Source: Chapter 12 of the book plus second part of Module 3.

“Monetary policy” is the government operation of the money supply and interest rates.

Typically we consider the problem of how the government can manipulate monetary policy so as to control economic variables such as output, inflation, interest rates, etc.

Issues: how monetary policy can “stabilize” the economy? how will monetary policy affect interest rates or exchange rates?

Who operates monetary policy?

The Reserve Bank of Australia (RBA) is responsible for monetary policy.

The RBA was given 3 goals when it was created:

Maintain low inflation

Maintain low unemployment

Maintain value of the A$

The RBA was only given one policy tool- the money supply to achieve 3 goals. In the mid 1990s, the RBA was simply told to have one aim:

Maintain low inflation.

Definitions

The RBA implements monetary policy through its control of the cash rate.

Cash rate: The cash rate is the rate the RBA charges bank for loans within the RBA reserves system. The cash rate is the base interest rate for the economy, and all other interest rates are derived from it.

Easy monetary policy: When the RBA lowers the cash rate to stimulate AD.

Tight monetary policy: When the RBA raises the cash rate to cut off AD.

Interest rates

As we saw in the Investment section, the profitability of investment projects depends on the nominal interest rate.

The lower are interest rates, the more projects will be profitable, so the higher will be investment spending.
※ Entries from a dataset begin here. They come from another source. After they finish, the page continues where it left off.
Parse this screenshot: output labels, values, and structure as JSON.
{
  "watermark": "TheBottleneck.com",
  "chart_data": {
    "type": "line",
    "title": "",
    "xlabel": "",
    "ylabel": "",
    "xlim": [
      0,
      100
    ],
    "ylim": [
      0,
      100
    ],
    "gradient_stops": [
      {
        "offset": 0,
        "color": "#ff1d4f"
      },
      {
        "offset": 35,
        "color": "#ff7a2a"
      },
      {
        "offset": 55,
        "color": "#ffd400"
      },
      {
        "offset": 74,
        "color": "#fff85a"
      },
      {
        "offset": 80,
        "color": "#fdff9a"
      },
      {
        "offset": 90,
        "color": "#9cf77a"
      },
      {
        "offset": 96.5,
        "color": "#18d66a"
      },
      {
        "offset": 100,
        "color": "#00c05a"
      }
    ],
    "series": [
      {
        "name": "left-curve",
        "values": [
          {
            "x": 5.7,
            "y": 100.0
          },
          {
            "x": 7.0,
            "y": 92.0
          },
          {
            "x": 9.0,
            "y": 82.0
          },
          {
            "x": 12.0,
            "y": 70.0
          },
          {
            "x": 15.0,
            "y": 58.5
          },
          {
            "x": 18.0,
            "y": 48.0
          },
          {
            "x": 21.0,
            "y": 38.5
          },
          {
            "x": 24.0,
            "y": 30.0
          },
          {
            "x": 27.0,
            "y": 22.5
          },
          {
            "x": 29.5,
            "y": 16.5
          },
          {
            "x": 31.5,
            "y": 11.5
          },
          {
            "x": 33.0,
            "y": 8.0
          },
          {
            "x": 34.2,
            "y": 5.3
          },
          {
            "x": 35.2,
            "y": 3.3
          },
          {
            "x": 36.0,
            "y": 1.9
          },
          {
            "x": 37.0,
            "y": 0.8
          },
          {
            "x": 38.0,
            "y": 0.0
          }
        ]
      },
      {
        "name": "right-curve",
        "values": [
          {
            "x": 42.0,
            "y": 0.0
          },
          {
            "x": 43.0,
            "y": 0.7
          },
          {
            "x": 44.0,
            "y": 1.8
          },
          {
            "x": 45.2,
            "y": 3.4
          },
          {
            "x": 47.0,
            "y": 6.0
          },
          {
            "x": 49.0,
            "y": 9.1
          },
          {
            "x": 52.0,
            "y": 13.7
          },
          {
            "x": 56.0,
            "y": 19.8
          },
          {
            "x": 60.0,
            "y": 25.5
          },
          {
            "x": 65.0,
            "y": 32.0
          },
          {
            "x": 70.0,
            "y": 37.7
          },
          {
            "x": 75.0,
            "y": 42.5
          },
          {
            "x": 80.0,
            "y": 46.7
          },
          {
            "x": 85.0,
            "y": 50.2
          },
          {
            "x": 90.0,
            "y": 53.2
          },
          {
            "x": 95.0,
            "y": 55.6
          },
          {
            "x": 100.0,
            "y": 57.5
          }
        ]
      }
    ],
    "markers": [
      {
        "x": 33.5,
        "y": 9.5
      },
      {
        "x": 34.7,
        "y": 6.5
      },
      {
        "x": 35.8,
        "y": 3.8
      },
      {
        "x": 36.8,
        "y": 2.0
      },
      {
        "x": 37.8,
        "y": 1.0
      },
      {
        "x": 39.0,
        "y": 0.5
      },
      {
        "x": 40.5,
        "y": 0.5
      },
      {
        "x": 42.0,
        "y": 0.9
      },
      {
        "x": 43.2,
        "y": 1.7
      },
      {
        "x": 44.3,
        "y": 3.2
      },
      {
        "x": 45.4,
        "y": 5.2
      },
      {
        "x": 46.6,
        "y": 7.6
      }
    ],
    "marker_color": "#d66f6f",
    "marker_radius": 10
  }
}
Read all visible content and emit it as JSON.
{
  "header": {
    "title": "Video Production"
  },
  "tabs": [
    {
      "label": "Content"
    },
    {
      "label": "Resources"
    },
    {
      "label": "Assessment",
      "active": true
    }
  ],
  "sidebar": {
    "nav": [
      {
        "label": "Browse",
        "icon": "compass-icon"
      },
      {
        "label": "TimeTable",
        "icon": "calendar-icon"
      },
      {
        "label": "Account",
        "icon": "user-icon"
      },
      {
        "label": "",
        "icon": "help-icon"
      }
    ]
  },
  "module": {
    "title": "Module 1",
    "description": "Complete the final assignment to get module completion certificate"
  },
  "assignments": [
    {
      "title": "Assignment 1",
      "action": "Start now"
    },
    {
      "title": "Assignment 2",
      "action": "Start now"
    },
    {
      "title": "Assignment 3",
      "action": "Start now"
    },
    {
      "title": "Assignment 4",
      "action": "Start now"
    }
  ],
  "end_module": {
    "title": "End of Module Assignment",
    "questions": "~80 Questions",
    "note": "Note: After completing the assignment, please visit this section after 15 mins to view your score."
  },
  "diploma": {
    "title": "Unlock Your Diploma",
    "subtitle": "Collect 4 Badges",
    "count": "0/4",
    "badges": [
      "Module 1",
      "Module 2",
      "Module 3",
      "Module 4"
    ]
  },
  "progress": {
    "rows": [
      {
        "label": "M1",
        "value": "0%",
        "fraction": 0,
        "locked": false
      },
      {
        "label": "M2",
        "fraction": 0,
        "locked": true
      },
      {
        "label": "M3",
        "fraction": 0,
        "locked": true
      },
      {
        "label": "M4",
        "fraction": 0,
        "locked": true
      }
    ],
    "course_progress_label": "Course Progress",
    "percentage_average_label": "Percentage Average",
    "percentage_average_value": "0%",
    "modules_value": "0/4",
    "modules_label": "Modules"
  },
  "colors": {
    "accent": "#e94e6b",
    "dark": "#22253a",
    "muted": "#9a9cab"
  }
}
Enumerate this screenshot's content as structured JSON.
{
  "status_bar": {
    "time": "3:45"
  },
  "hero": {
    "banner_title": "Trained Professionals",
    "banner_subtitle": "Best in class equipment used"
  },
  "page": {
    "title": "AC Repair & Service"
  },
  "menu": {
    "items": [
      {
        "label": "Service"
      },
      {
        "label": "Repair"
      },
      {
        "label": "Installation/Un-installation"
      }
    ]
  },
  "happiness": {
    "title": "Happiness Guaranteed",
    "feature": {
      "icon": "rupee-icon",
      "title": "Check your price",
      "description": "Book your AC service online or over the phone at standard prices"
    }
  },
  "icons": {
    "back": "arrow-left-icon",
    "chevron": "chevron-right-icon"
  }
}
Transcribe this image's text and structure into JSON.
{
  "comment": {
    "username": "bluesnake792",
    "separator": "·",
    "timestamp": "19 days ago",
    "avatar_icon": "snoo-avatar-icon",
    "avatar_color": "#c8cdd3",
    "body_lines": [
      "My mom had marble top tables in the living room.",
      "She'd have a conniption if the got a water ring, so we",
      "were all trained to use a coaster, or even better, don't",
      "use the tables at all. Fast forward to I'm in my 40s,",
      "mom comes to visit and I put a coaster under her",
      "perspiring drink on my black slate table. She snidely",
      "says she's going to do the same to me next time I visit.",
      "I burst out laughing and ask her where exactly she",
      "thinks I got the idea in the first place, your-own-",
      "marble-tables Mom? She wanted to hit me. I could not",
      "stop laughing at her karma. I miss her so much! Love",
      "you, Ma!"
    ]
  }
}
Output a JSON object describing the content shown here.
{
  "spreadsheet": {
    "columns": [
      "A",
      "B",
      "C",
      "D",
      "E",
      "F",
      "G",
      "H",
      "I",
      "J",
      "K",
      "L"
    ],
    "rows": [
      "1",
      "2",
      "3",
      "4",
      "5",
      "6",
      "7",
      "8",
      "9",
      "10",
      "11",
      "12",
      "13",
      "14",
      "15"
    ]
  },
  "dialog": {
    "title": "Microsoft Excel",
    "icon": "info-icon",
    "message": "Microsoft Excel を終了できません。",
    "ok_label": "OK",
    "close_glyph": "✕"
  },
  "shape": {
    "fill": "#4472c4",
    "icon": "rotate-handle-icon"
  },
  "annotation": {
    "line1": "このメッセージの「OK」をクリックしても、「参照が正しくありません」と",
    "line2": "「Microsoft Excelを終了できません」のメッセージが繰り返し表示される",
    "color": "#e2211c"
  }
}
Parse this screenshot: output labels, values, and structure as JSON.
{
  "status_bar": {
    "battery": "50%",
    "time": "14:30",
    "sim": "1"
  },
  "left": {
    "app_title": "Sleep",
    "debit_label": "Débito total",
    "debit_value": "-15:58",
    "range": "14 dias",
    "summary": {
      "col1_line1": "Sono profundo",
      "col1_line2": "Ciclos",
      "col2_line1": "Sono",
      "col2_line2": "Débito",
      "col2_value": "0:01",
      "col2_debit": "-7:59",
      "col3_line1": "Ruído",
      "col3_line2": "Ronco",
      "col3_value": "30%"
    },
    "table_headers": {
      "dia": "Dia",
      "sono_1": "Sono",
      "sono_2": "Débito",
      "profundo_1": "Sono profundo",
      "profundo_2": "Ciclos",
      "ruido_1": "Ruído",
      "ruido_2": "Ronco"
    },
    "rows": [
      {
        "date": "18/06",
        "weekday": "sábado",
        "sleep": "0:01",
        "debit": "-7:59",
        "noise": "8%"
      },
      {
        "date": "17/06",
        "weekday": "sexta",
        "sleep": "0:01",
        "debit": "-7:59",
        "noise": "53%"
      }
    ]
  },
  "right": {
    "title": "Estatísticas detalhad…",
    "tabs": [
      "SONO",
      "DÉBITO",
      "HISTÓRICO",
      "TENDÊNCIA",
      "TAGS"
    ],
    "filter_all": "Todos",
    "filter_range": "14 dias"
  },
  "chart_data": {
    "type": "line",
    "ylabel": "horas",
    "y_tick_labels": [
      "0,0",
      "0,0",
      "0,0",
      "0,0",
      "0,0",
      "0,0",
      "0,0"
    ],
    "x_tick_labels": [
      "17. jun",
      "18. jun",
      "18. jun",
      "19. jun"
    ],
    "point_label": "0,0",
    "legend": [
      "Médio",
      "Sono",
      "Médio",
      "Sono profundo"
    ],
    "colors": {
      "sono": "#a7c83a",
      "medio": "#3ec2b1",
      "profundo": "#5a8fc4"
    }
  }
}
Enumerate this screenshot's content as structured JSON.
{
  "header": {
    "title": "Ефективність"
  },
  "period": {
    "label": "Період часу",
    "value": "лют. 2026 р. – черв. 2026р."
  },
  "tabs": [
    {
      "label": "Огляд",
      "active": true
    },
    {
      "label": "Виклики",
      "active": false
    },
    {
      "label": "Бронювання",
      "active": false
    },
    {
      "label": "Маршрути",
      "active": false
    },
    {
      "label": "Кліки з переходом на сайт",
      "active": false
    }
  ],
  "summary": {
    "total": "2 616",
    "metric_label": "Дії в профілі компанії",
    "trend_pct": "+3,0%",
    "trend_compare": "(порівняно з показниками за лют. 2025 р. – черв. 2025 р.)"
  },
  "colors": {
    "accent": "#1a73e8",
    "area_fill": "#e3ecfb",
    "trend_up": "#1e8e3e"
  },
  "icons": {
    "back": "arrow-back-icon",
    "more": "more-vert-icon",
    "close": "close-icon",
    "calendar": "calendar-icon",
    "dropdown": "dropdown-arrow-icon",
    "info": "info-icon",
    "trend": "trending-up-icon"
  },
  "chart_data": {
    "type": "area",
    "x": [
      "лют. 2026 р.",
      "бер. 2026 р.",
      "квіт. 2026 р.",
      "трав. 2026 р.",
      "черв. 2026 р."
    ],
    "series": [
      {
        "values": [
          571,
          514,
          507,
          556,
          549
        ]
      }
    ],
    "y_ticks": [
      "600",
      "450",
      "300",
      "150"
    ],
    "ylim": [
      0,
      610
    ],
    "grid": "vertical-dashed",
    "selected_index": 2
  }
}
Since the RBA controls the cash rate, and since all interest rates depend on the cash rate, the RBA controls I, and so can shift the AD curve.

How monetary policy works

Cause-Effect Chain of Monetary Policy:

Money supply impacts interest rates

Interest rates affect investment

Investment is a component of AD

Equilibrium GDP is changed

Monetary policy and the open economy

Net Export Effect

Changes in interest rate affect the value of the exchange rate under floating exchange rate.

An increase in interest rate appreciates the currency, resulting in lower net exports

A decrease in interest rate leads to currency depreciation and a rise in net exports

So an easy monetary policy is enhanced by the net export effect.

Quantity theory of money

There is a nice, simple model of money which explains many features of money supply and demand. This model is called the quantity theory of money.

If we imagine that money is needed for all of the purchases made each year, then demand for money is the vale of purchases: PY.

The supply of money for purchases is the amount of cash in the economy.

But each piece of money in the economy can be used multiple times during a year in transactions. We call the number of transactions the velocity of money “v”.

Quantity theory of money

So the total supply of money for transactions in a year is v times M: vM.

So demand equals supply requires that:

PY = vM

So if Y goes up, but nothing else does, then average level of prices must fall.

The QTM is good to use for thinking about money and inflation.

Unemployment

A person becomes unemployed:

Job loser

Job leaver

New entrant or re-entrant into the labour force

He or she is no longer unemployed:

Hired or recalled

Withdraws from the labour force

Labour force participation rate

Unemployment rate

Types of unemployment

Three main types of unemployment:

Cyclical unemployment

Frictional unemployment

Structural unemployment

Cyclical unemployment

Associated with the ups and downs of the business cycle

Takes place due to insufficient aggregate demand or total spending- reflects shifts in AD curve.

High during recessions and low during booms.

Fiscal and monetary policies can reduce cyclical unemployment – policies are relevant.

Frictional unemployment

Associated with the period of time in which people are searching for jobs, being interviewed and waiting to commence duties.

It is inevitable and always exist

Fiscal and monetary policies can not reduce frictional unemployment – macroeconomic policies are irrelevant.